Уже три дня готовимся к первой работе в «замкнутом контуре». Но ракета пока будет наводиться не на мишень или самолет, а в условную точку неба, в «крест». Его выставят имитаторщики, выставят тоже условно: просто введут в аппаратуру нужные задержки.

Трое суток, днем и ночью, проверяем и подстраиваем панели, блоки — до одурения. Шеф тоже не уходит, сидит с нами. У него стул между шкафов. Мы паяем, проверяем, он, закрыв глаза, сидит. Кажется, дремлет. Но нет. Не открывая глаз, бросает: здесь проверьте, тут посмотрите, обратите внимание на номиналы сопротивлений, емкостей, переставьте местами то-то с этим…

Вечером посылаем Интеграла, то бишь Марата Вениаминовича, в военторговский магазинчик. Принесет две-три банки рыбных консервов, и, как кержаки, едим все из одной банки: куски рыбы на хлеб и — в рот. Шеф тоже. Потом подстройки и перепайка продолжаются. Борис Силыч нервничает, называет это «идти от незнания к знанию».

Чумеем, утрачиваем ощущение времени. К утру вываливаемся на воздух, в башке звенит, ровно в эоловой арфе; ноги, руки, спину — палками молотили…

Хоть бы скорее!

1

Он неизменно, каждый день, останавливал черный «ЗИМ» метров за двести и шел пешком к этому, казалось, навечно вставшему каменному дому с широкой, тоже каменной лестницей. Он шел по набережной вдоль невысокого, шершавого, точно грубый наждак, парапета. Внизу, у обрывистого спадающего гранитного откоса, — река. По тускло-дымчатой, будто неподвижной воде, нечистой и мутной, плыли щепки, островки мусора, растекающиеся радужные масляные пятна, — видно, недавно закопченный катерок натужливо протащил груженую баржу… Наносит влажной возбуждающей сыростью.

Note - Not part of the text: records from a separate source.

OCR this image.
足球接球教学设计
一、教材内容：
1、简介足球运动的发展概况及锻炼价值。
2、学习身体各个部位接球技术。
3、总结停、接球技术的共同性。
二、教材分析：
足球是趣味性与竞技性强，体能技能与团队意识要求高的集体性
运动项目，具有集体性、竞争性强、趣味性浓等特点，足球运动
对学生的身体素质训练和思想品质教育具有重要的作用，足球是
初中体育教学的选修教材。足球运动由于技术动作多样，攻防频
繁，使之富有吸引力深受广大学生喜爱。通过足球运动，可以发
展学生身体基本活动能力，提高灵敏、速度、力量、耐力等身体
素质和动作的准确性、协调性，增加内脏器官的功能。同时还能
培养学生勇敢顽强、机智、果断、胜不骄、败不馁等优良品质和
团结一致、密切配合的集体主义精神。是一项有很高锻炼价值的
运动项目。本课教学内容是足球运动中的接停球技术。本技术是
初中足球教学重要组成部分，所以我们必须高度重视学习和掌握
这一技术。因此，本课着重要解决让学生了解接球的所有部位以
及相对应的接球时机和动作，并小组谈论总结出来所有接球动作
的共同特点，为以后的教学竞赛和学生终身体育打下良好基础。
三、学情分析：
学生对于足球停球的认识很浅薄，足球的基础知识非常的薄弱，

Раньше он ходил сюда прямо из дому — трехкилометровый утренний переход бодрил, заряжал свежестью и крепостью, но уж очень было неловко. Люди оглядывались, провожали взглядами — понятно: не на стенном портрете, живой маршал идет. Мальчишки, те откровенно проявляли свой интерес: окружали, забегали вперед, пятились перед ним, пальцами показывали на погоны, спорили о звании — «Говорю, генерал», «Бьемся об заклад, Маршал Советского Союза», — пересчитывали вслух орденские колодки на серой тужурке, случалось, осмелев, вступали с ним в разговор…

Он конфузился от такого внимания, невольно раздражался, однако понимал: доведись самому очутиться на их месте — поступил бы так же.

А потом стал ездить на машине. Выходил из нее у каменной громады здания, шел неторопливо короткий путь вдоль набережной, вдыхая влажный воздух, засматриваясь на воду и скученность домов в утренней дымке. И всякий раз будто сразу отвлекался от дум и забот. То были самые счастливые минуты, которых он ждал каждый день. Ему казалось, что он — обычный, простой человек, такой же, как те сотни, тысячи других, что встречались по утрам с ним, обгоняли его, торопясь на работу, и у него нет иных забот, кроме обычных, чисто житейских. Это были минуты свободы, счастливой иллюзии. Они обрывались, когда он оказывался вровень со створом громадного здания, пересекал проезжую часть набережной и подходил к подъезду здания, открывал массивную желтую, отливающую лаком дверь. Закрывшись за ним, эта дверь как бы разом отделяла его от свободного, беспечного мира.

Здесь был другой мир: строгий, суровый. Он, маршал артиллерии Янов, правая рука главнокомандующего противовоздушной обороны страны.

Сняв светло-серую габардиновую тужурку и оставшись в шелковой форменной рубашке, Янов провел рукой по ежику коротких, под машинку стриженных волос — со лба к затылку и обратно. Привычка, выработанная годами. Волос, собственно, не было: узкая седая скобка тянулась, от виска через затылок к другому виску — и все. Теперь даже трудно было представить, что когда-то голову венчала темная копна вьющихся волос, тогда, в годы опалы, стоило дотронуться до головы — и прядь волос оставалась в руке. И стричься-то под машинку стал тогда. А после, бывало, проводил ладонью по голове, посмеивался — вырастут! Не выросли. Но привычка осталась.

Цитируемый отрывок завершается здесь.